Bis du dir ein Herz nimmst und losbrüllst: »Frau Engelsberg! Frau En-gelsbe-erg!!«
Dann schiebst du den Daumen von der Mahnemannschen zur Seite und hämmerst selbst wie wild auf dem unschuldigen Knopf rum. Mal ätzendes Dauerschellen, mal ein kaum weniger erträglicher Rhythmus, der jeden Techno-Rave in Schwung gebracht hätte.
»Frau Engelsberg, wenn Sie jetzt nicht aufmachen, dann machen wir auf!«, brüllst du. Und noch mal Schellen und noch mal Schweigen.

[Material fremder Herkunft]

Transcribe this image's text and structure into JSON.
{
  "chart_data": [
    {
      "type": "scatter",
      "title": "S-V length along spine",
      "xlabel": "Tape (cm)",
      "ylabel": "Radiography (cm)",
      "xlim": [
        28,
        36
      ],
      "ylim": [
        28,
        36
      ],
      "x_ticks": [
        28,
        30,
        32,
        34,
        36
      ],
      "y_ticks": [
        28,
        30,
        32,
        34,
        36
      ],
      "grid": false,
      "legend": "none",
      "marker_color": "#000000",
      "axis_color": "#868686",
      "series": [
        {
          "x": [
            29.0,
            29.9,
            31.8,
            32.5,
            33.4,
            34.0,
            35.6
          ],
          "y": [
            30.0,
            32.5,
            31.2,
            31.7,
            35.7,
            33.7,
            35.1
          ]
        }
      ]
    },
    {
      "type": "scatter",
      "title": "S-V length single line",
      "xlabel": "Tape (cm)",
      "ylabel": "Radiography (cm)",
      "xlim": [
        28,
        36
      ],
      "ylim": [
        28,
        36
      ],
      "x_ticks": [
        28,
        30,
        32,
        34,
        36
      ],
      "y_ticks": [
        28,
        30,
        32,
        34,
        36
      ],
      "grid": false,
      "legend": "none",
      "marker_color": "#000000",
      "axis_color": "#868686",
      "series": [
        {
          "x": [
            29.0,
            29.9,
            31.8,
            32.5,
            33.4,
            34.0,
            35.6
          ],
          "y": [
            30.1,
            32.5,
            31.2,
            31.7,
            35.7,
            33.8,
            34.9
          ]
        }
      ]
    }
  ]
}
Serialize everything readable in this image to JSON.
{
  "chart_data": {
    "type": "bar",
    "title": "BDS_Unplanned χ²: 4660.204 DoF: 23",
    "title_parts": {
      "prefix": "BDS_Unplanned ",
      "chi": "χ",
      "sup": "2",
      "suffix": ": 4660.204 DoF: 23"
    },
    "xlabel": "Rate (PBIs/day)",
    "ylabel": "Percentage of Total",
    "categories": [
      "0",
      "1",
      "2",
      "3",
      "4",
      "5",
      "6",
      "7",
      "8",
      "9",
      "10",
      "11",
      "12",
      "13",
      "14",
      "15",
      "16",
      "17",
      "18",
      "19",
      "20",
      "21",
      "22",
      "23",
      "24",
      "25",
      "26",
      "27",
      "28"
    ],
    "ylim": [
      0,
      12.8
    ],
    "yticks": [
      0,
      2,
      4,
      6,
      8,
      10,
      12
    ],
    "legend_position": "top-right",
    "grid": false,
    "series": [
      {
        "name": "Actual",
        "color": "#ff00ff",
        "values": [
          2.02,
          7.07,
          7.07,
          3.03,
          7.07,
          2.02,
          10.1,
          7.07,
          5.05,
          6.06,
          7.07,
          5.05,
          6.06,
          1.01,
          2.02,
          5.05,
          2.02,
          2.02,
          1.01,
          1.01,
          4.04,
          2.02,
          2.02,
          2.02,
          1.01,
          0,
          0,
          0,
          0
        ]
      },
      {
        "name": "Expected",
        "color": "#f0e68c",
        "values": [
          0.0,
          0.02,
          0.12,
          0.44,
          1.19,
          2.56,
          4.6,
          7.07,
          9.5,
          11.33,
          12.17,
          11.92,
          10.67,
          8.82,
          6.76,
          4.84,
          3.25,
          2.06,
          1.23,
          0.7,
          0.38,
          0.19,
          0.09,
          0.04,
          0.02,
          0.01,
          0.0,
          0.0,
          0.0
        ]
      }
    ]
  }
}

Plötzlich bist du die Ruhe selbst, wie in alten Tagen, als du noch in jedem Moment genau wusstest, was zu tun war: »Rolf, walte deines Amtes!«
Der Kollege geht auf dem Treppenabsatz ein paar Schritte zurück, nimmt Anlauf und – krach, die Tür fliegt auf, wie allwöchentlich im ›Tatort‹ zu bewundern. Während sich der Rolf noch die Schulter reibt, stehst du schon in der Wohnung. Kurz die Lage peilen. Aber: Ruhe im Karton. Die Mahnemann und die drei andern rücken nach. Ihr verteilt euch in alle Himmelsrichtungen und inspiziert die Zimmer.
»Nichts«, ruft Rolf aus dem Badezimmer, »hier ist nichts. Alles in Butter.«
Und dann hörst du eine weitere Tür krachen.
»Hier ist überhaupt gar nichts in Butter«, schreit die Mahnefrau.